Register in default_tools()
Add your tool to the default_tools() function in src/tools/mod.rs.
Write tests
Test factory wiring, input validation edge cases, and error return paths.
Adding a Peripheral
Peripherals expose hardware boards (STM32, Raspberry Pi GPIO) to the agent as tools.
Pattern: Implement Peripheral in src/peripherals/. The peripheral exposes a tools() method that returns a list of Tool implementations; each tool delegates to the underlying hardware.
// src/peripherals/traits.rs — key method
fn tools(&self) -> Vec<Box<dyn Tool>>;
Implement the Peripheral trait
Create your file in src/peripherals/. Each hardware capability becomes a Tool returned from tools().
Register board type in config schema
Add config fields to the schema if needed. See docs/hardware/hardware-peripherals-design.md for protocol and firmware notes.
Write tests
Mock the hardware interface for unit tests. Integration tests require physical hardware.
Adding a Memory backend
Memory backends provide pluggable persistence for the agent’s knowledge.
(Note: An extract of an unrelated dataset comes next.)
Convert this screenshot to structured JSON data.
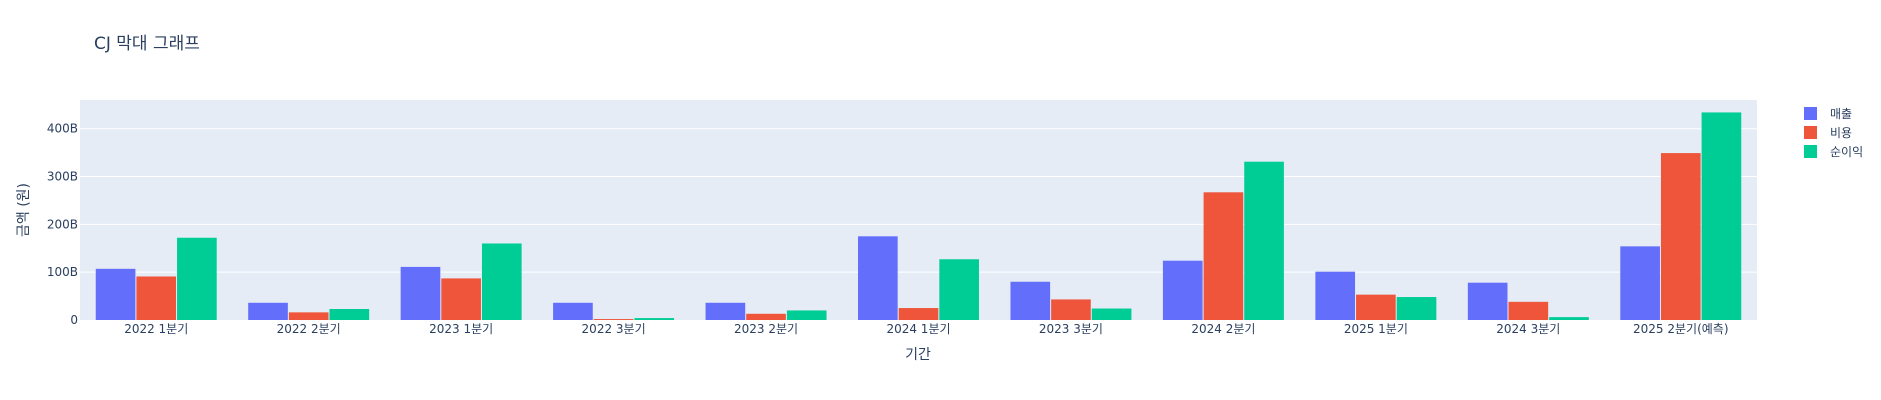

Required methods: name(), store(), recall(), get(), list(), forget(), count(), health_check(). Both store() and recall() accept an optional session_id for scoping.
// src/memory/traits.rs — required method signatures
fn name(&self) -> &str;
async fn store(&self, key: &str, content: &str, category: MemoryCategory, session_id: Option<&str>) -> Result<()>;
async fn recall(&self, query: &str, limit: usize, session_id: Option<&str>) -> Result<Vec<MemoryEntry>>;
async fn get(&self, key: &str) -> Result<Option<MemoryEntry>>;
async fn list(&self, category: Option<&MemoryCategory>, session_id: Option<&str>) -> Result<Vec<MemoryEntry>>;
async fn forget(&self, key: &str) -> Result<bool>;
async fn count(&self) -> Result<usize>;
async fn health_check(&self) -> bool;
src/memory/mod.rs.
Registration pattern summary
All extension traits follow the same four-step wiring pattern:
- Create your implementation file in the relevant
src/*/ directory.
- Register it in the module’s factory function (
default_tools(), provider match arm, etc.).
- Add any needed config keys to
src/config/schema.rs.
- Write focused tests for factory wiring and error paths.